Cardiovate, founded in 2012, closed a $350,000 round of convertible notes from the investors in August, according to CEO Mark Standeford, who joined Cardiovate in 2014. The company plans to use that money, as well as an additional $150,000 it may seek, for patent legal work and to start a year-long animal study of its medical device, Standeford says.
The device is a type of bioabsorbable material called polycaprolactone (PCL), which are commonly used in tissue engineering or repair. Cardiovate’s PCL is a cylindrical scaffold is intended for people who suffer from peripheral arterial disease—blockages in blood vessels that carry blood from the heart to the body’s extremities, like the legs.
The condition impacts some 8.5 million Americans and predominately older individuals, according to the Centers for Disease Control. It blocks the flow of blood in the artery and can result in anything from severe pain to nerve damage to the loss of a limb, as well as high blood pressure and potential cardiac diseases, Standeford says.
The most common first treatment is to bypass the clog in the artery with another blood vessel from a patient or a cadaver, typically a vein since they’re more abundant. If that isn’t possible—it isn’t for about half of the patient population, Standeford says—physicians will look to restore blood flow with angioplasty. The physician in essence opens up the blocked artery with a balloon, and places a small mesh tube there (a stent) to keep blood flowing.
Using another blood vessel is generally preferable to a synthetic stent because the body’s immune system can react against the foreign material, and the clog can reform in the stent, Standeford says.
Cardiovate’s scaffold aims to act more like another blood vessel, and would be implanted similarly. The scaffold also bypasses the clog, connecting on either end of the artery. Its circular shape allows blood to flow through it, and as the blood does, the scaffold’s design helps regenerate new artery tissue, according to Standeford.
The inside of the scaffold has curved fibers, which help generate new endothelial lining for the artery—the tissue on the interior of a blood vessel—as the blood flows through the scaffold, he says. Meanwhile, the exterior of the scaffold has linear fibers, which Standeford says encourage the growth of smooth muscle cells that encourage growth of the exterior of the arteries. Once the artery has regenerated, the PCL scaffold gradually dissolves.
The company has had success in a very early, small 30-day trial, Standeford said, which was funded by a $150,000 SBIR grant from the National Science Foundation. Cardiovate hasn’t released the results yet. Standeford says the goal was to prove the scaffold could be not only better than synthetic products, but as good or better than harvested blood vessels.
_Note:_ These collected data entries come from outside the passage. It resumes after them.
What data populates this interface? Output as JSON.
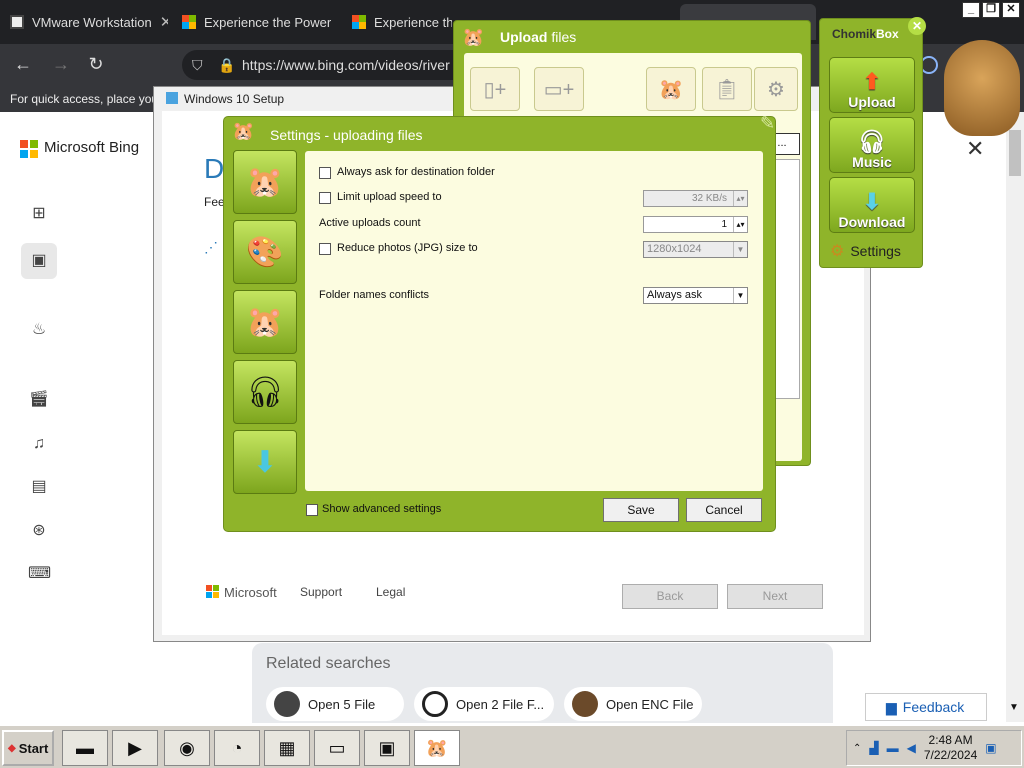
{
  "browser": {
    "tabs": [
      {
        "label": "VMware Workstation",
        "close": "✕"
      },
      {
        "label": "Experience the Power",
        "close": "✕"
      },
      {
        "label": "Experience the",
        "close": ""
      }
    ],
    "url": "https://www.bing.com/videos/river",
    "bookmarks_hint": "For quick access, place you"
  },
  "bing": {
    "logo_text": "Microsoft Bing",
    "close_glyph": "✕",
    "related_title": "Related searches",
    "related": [
      "Open 5 File",
      "Open 2 File F...",
      "Open ENC File"
    ],
    "feedback": "Feedback"
  },
  "setup": {
    "title": "Windows 10 Setup",
    "heading_char": "D",
    "feel_text": "Feel",
    "ms_logo_text": "Microsoft",
    "support": "Support",
    "legal": "Legal",
    "back": "Back",
    "next": "Next"
  },
  "upload": {
    "title_bold": "Upload",
    "title_rest": " files"
  },
  "chomikbox": {
    "title_a": "Chomik",
    "title_b": "Box",
    "upload": "Upload",
    "music": "Music",
    "download": "Download",
    "settings": "Settings"
  },
  "settings": {
    "title": "Settings - uploading files",
    "always_ask": "Always ask for destination folder",
    "limit_speed": "Limit upload speed to",
    "speed_value": "32 KB/s",
    "active_uploads": "Active uploads count",
    "active_value": "1",
    "reduce_photos": "Reduce photos (JPG) size to",
    "photo_size": "1280x1024",
    "folder_conflicts": "Folder names conflicts",
    "conflict_value": "Always ask",
    "show_advanced": "Show advanced settings",
    "save": "Save",
    "cancel": "Cancel"
  },
  "taskbar": {
    "start": "Start",
    "time": "2:48 AM",
    "date": "7/22/2024"
  },
  "icons": [
    "search-icon",
    "video-icon",
    "flame-icon",
    "film-icon",
    "music-icon",
    "news-icon",
    "sports-icon",
    "gamepad-icon"
  ]
}
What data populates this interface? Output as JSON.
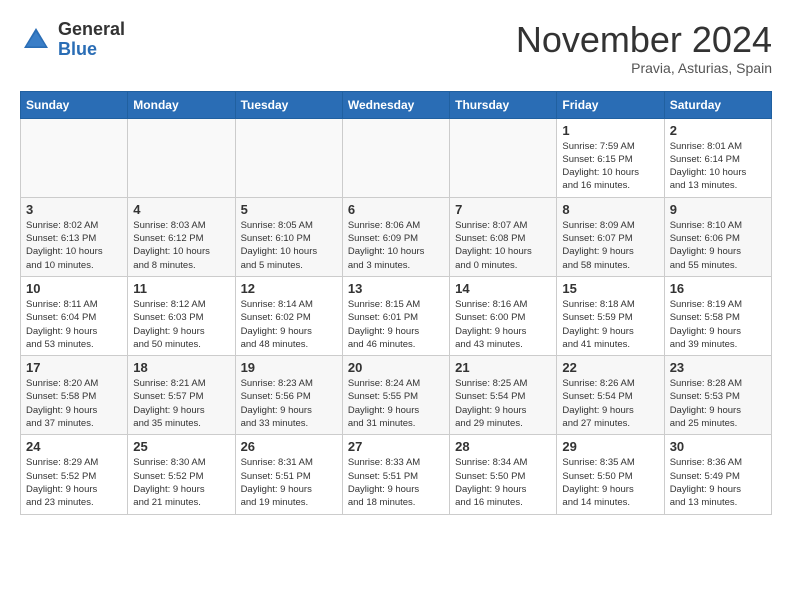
{
  "header": {
    "logo_general": "General",
    "logo_blue": "Blue",
    "month": "November 2024",
    "location": "Pravia, Asturias, Spain"
  },
  "days_of_week": [
    "Sunday",
    "Monday",
    "Tuesday",
    "Wednesday",
    "Thursday",
    "Friday",
    "Saturday"
  ],
  "weeks": [
    [
      {
        "date": "",
        "info": ""
      },
      {
        "date": "",
        "info": ""
      },
      {
        "date": "",
        "info": ""
      },
      {
        "date": "",
        "info": ""
      },
      {
        "date": "",
        "info": ""
      },
      {
        "date": "1",
        "info": "Sunrise: 7:59 AM\nSunset: 6:15 PM\nDaylight: 10 hours\nand 16 minutes."
      },
      {
        "date": "2",
        "info": "Sunrise: 8:01 AM\nSunset: 6:14 PM\nDaylight: 10 hours\nand 13 minutes."
      }
    ],
    [
      {
        "date": "3",
        "info": "Sunrise: 8:02 AM\nSunset: 6:13 PM\nDaylight: 10 hours\nand 10 minutes."
      },
      {
        "date": "4",
        "info": "Sunrise: 8:03 AM\nSunset: 6:12 PM\nDaylight: 10 hours\nand 8 minutes."
      },
      {
        "date": "5",
        "info": "Sunrise: 8:05 AM\nSunset: 6:10 PM\nDaylight: 10 hours\nand 5 minutes."
      },
      {
        "date": "6",
        "info": "Sunrise: 8:06 AM\nSunset: 6:09 PM\nDaylight: 10 hours\nand 3 minutes."
      },
      {
        "date": "7",
        "info": "Sunrise: 8:07 AM\nSunset: 6:08 PM\nDaylight: 10 hours\nand 0 minutes."
      },
      {
        "date": "8",
        "info": "Sunrise: 8:09 AM\nSunset: 6:07 PM\nDaylight: 9 hours\nand 58 minutes."
      },
      {
        "date": "9",
        "info": "Sunrise: 8:10 AM\nSunset: 6:06 PM\nDaylight: 9 hours\nand 55 minutes."
      }
    ],
    [
      {
        "date": "10",
        "info": "Sunrise: 8:11 AM\nSunset: 6:04 PM\nDaylight: 9 hours\nand 53 minutes."
      },
      {
        "date": "11",
        "info": "Sunrise: 8:12 AM\nSunset: 6:03 PM\nDaylight: 9 hours\nand 50 minutes."
      },
      {
        "date": "12",
        "info": "Sunrise: 8:14 AM\nSunset: 6:02 PM\nDaylight: 9 hours\nand 48 minutes."
      },
      {
        "date": "13",
        "info": "Sunrise: 8:15 AM\nSunset: 6:01 PM\nDaylight: 9 hours\nand 46 minutes."
      },
      {
        "date": "14",
        "info": "Sunrise: 8:16 AM\nSunset: 6:00 PM\nDaylight: 9 hours\nand 43 minutes."
      },
      {
        "date": "15",
        "info": "Sunrise: 8:18 AM\nSunset: 5:59 PM\nDaylight: 9 hours\nand 41 minutes."
      },
      {
        "date": "16",
        "info": "Sunrise: 8:19 AM\nSunset: 5:58 PM\nDaylight: 9 hours\nand 39 minutes."
      }
    ],
    [
      {
        "date": "17",
        "info": "Sunrise: 8:20 AM\nSunset: 5:58 PM\nDaylight: 9 hours\nand 37 minutes."
      },
      {
        "date": "18",
        "info": "Sunrise: 8:21 AM\nSunset: 5:57 PM\nDaylight: 9 hours\nand 35 minutes."
      },
      {
        "date": "19",
        "info": "Sunrise: 8:23 AM\nSunset: 5:56 PM\nDaylight: 9 hours\nand 33 minutes."
      },
      {
        "date": "20",
        "info": "Sunrise: 8:24 AM\nSunset: 5:55 PM\nDaylight: 9 hours\nand 31 minutes."
      },
      {
        "date": "21",
        "info": "Sunrise: 8:25 AM\nSunset: 5:54 PM\nDaylight: 9 hours\nand 29 minutes."
      },
      {
        "date": "22",
        "info": "Sunrise: 8:26 AM\nSunset: 5:54 PM\nDaylight: 9 hours\nand 27 minutes."
      },
      {
        "date": "23",
        "info": "Sunrise: 8:28 AM\nSunset: 5:53 PM\nDaylight: 9 hours\nand 25 minutes."
      }
    ],
    [
      {
        "date": "24",
        "info": "Sunrise: 8:29 AM\nSunset: 5:52 PM\nDaylight: 9 hours\nand 23 minutes."
      },
      {
        "date": "25",
        "info": "Sunrise: 8:30 AM\nSunset: 5:52 PM\nDaylight: 9 hours\nand 21 minutes."
      },
      {
        "date": "26",
        "info": "Sunrise: 8:31 AM\nSunset: 5:51 PM\nDaylight: 9 hours\nand 19 minutes."
      },
      {
        "date": "27",
        "info": "Sunrise: 8:33 AM\nSunset: 5:51 PM\nDaylight: 9 hours\nand 18 minutes."
      },
      {
        "date": "28",
        "info": "Sunrise: 8:34 AM\nSunset: 5:50 PM\nDaylight: 9 hours\nand 16 minutes."
      },
      {
        "date": "29",
        "info": "Sunrise: 8:35 AM\nSunset: 5:50 PM\nDaylight: 9 hours\nand 14 minutes."
      },
      {
        "date": "30",
        "info": "Sunrise: 8:36 AM\nSunset: 5:49 PM\nDaylight: 9 hours\nand 13 minutes."
      }
    ]
  ]
}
“We’re going head-to-head with vein vascular bypass with the hopes that we would actually show some superiority because we’re actually developing arterial blood vessels,” Standeford says.
The company plans to apply for a second $750,000 grant from the NSF in January to help pay for its pending one-year animal study. It would be three to four years before the product could be considered for commercialization, he says.
The innovation and patentable part of the device—having circular or linear fibers to promote cellular growth—was developed by a University of Texas at San Antonio biomedical engineering student, Jordan Kaufmann, and her two advisors. Kaufmann is now the chief technical officer of Cardiovate. Her advisors, who are on the company’s board, were UTSA biomedical engineering professor Mauli Agrawal, and Steven Bailey, the chief of UT Health Science Center at San Antonio’s cardiology division.
Kaufmann won $50,000 from the UT Horizon Fund at a 2012 pitch competition.